NAE Chides FG For Scrapping Mother Tongue Policy, Raises Alarm Over Rising School Attacks.
The Nigerian Academy of Education (NAE) has sharply criticised the Federal Government’s decision to scrap the National Language Policy, urging Minister of Education, Maruf Alausa, to reverse the move and restore mother tongue instruction at the foundational levels of schooling.
In a position paper submitted to the minister on November 25 and released to journalists on Friday, the Academy argued that extensive research supports early education in indigenous languages, noting that it improves learning outcomes, strengthens cultural identity and promotes inclusive national development.
The statement, signed by NAE President, Emeritus Prof. Olugbemiro Jegede, and Secretary-General, Prof. Chris Chukwurah, described the policy reversal as a “grave disservice” to Nigeria’s educational progress. It warned that abolishing mother tongue instruction without proper evaluation amounted to “permanent recolonisation and the burial of Nigeria’s future and pride.”
The Federal Government recently cancelled the 2022 National Language Policy and reinstated English as the sole medium of instruction at all levels — a position Minister Alausa restated at the 2025 Language in Education Conference organised by the British Council in Abuja.
But the NAE insisted that findings from historic programmes such as the Ife Six-Year Primary Project, along with more recent bilingual education studies, consistently show that learners taught first in their native languages perform better academically — including in English — than those introduced prematurely to foreign-language instruction.
The Academy faulted the minister’s rationale for the policy change, maintaining that poor performance in public examinations cannot be attributed to mother tongue instruction, which ends at Primary Four. It added that no empirical evidence supports claims that indigenous language teaching has undermined learning outcomes in the past 15 years.
While calling for the immediate reinstatement of the policy, the NAE urged the government to strengthen implementation through teacher training, improved learning materials, stakeholder engagement and regular evidence-based reviews.
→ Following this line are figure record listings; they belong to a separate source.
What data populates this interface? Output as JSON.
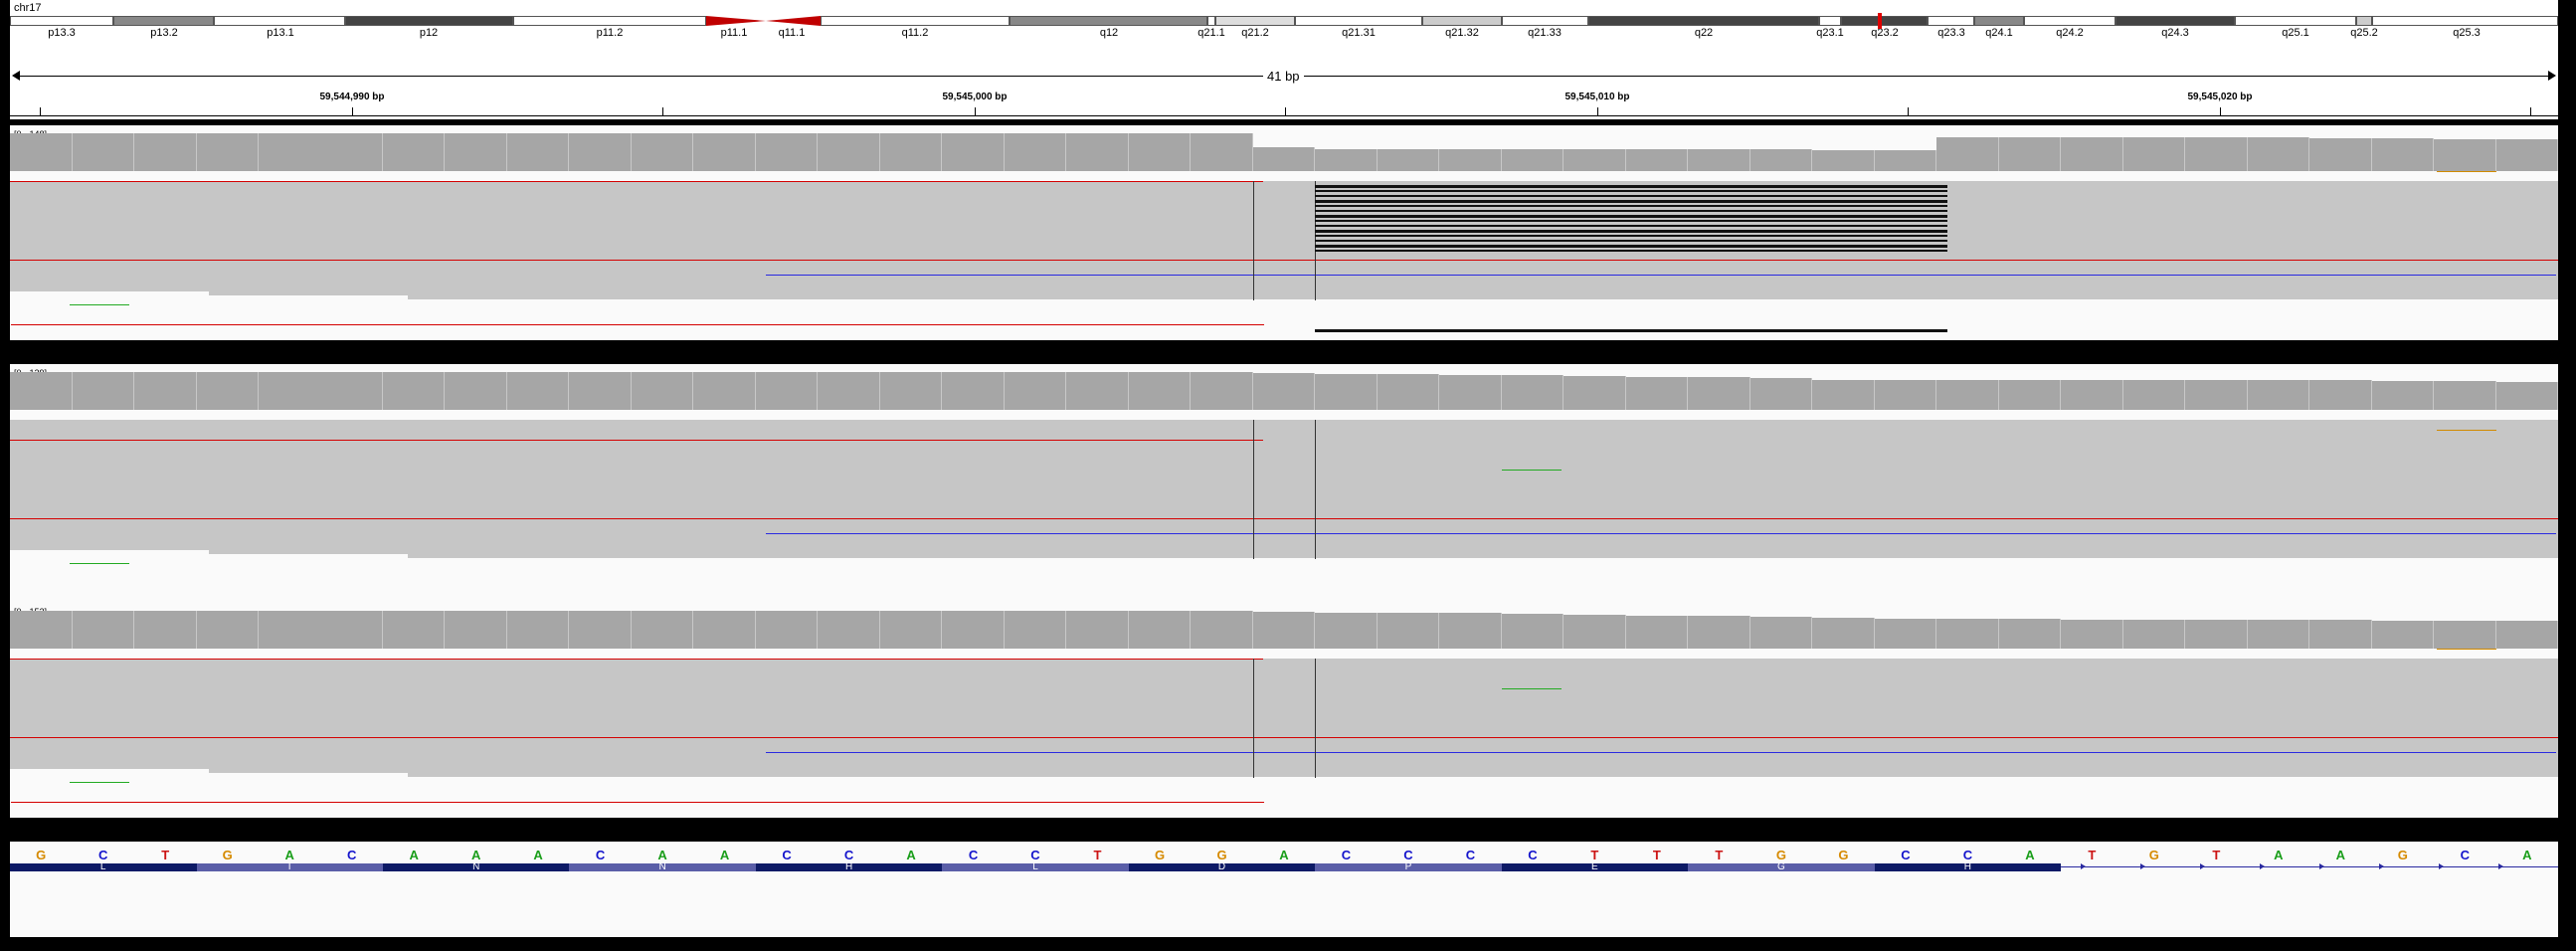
{
  "chromosome": {
    "name": "chr17",
    "bands": [
      "p13.3",
      "p13.2",
      "p13.1",
      "p12",
      "p11.2",
      "p11.1",
      "q11.1",
      "q11.2",
      "q12",
      "q21.1",
      "q21.2",
      "q21.31",
      "q21.32",
      "q21.33",
      "q22",
      "q23.1",
      "q23.2",
      "q23.3",
      "q24.1",
      "q24.2",
      "q24.3",
      "q25.1",
      "q25.2",
      "q25.3"
    ]
  },
  "ruler": {
    "span_label": "41 bp",
    "ticks": [
      "59,544,990 bp",
      "59,545,000 bp",
      "59,545,010 bp",
      "59,545,020 bp"
    ]
  },
  "tracks": [
    {
      "range": "[0 - 148]"
    },
    {
      "range": "[0 - 129]"
    },
    {
      "range": "[0 - 152]"
    }
  ],
  "reference_sequence": [
    "G",
    "C",
    "T",
    "G",
    "A",
    "C",
    "A",
    "A",
    "A",
    "C",
    "A",
    "A",
    "C",
    "C",
    "A",
    "C",
    "C",
    "T",
    "G",
    "G",
    "A",
    "C",
    "C",
    "C",
    "C",
    "T",
    "T",
    "T",
    "G",
    "G",
    "C",
    "C",
    "A",
    "T",
    "G",
    "T",
    "A",
    "A",
    "G",
    "C",
    "A"
  ],
  "base_colors": {
    "A": "#1a9e1a",
    "C": "#1414cc",
    "G": "#d68a00",
    "T": "#cc1414"
  },
  "gene": {
    "amino_acids": [
      "L",
      "I",
      "N",
      "N",
      "H",
      "L",
      "D",
      "P",
      "E",
      "G",
      "H"
    ],
    "colors": {
      "dark": "#0d1a66",
      "light": "#5a5ea8",
      "intron": "#2a2aa0"
    }
  },
  "colors": {
    "coverage": "#a6a6a6",
    "read": "#c6c6c6",
    "mismatch_red": "#d40000",
    "mismatch_blue": "#2a2ae0",
    "mismatch_green": "#22aa22",
    "mismatch_orange": "#d08a00",
    "centromere": "#c00000"
  }
}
Safeguarding early-grade learning in Nigerian languages, it said, is essential to preserving national heritage and preventing further decline in literacy.
The Academy reaffirmed its readiness to collaborate with the Ministry of Education to build a functional, culturally grounded education system for future generations.
In a separate statement issued on Tuesday, the NAE also decried the resurgence of school attacks by terrorists, warning that Nigeria’s education sector is “under siege” and edging toward collapse as assaults on schools continue to devastate learners, teachers and communities.
According to the Academy, at least 92 school invasions, 2,500 abductions, more than 180 children killed, 90 injured and over 90 still missing have been recorded since the 2014 Chibok abduction — the latest being the November 21 attack on St. Mary’s School in Niger State. It added that more than one million children now live in fear of attending school.
“These are not statistics but shattered dreams, grieving families and a generation at risk,” the statement said, lamenting that education — the bedrock of national development — is being eroded by mounting violence.
While acknowledging government interventions such as the Safe Schools Declaration and the National Plan for Financing Safe Schools, the NAE argued that these measures remain grossly inadequate and have created “a false sense of security,” with schools in the North-East and Middle Belt still soft targets.
The Academy warned that insecurity has eroded public confidence, leaving schools without basic governance structures, emergency response systems or secure infrastructure. It said the psychological toll on learners, teachers and families is severe — from trauma and anxiety to burnout and emotional breakdown — with ripple effects on the wider economy as millions remain out of school and communities face long-term displacement.
Calling for decisive intervention, the NAE demanded full protection for learners and school personnel in line with national and international obligations, stiffer penalties for perpetrators, improved intelligence coordination, trauma care for victims and compensation for bereaved families.
“Education is the lifeblood of any nation. If Nigeria fails to protect its schools and its young ones, it fails to protect its future,” the Academy warned, urging the government, security agencies and civil society to move beyond rhetoric. “The time for promises has passed. The time for results is now.”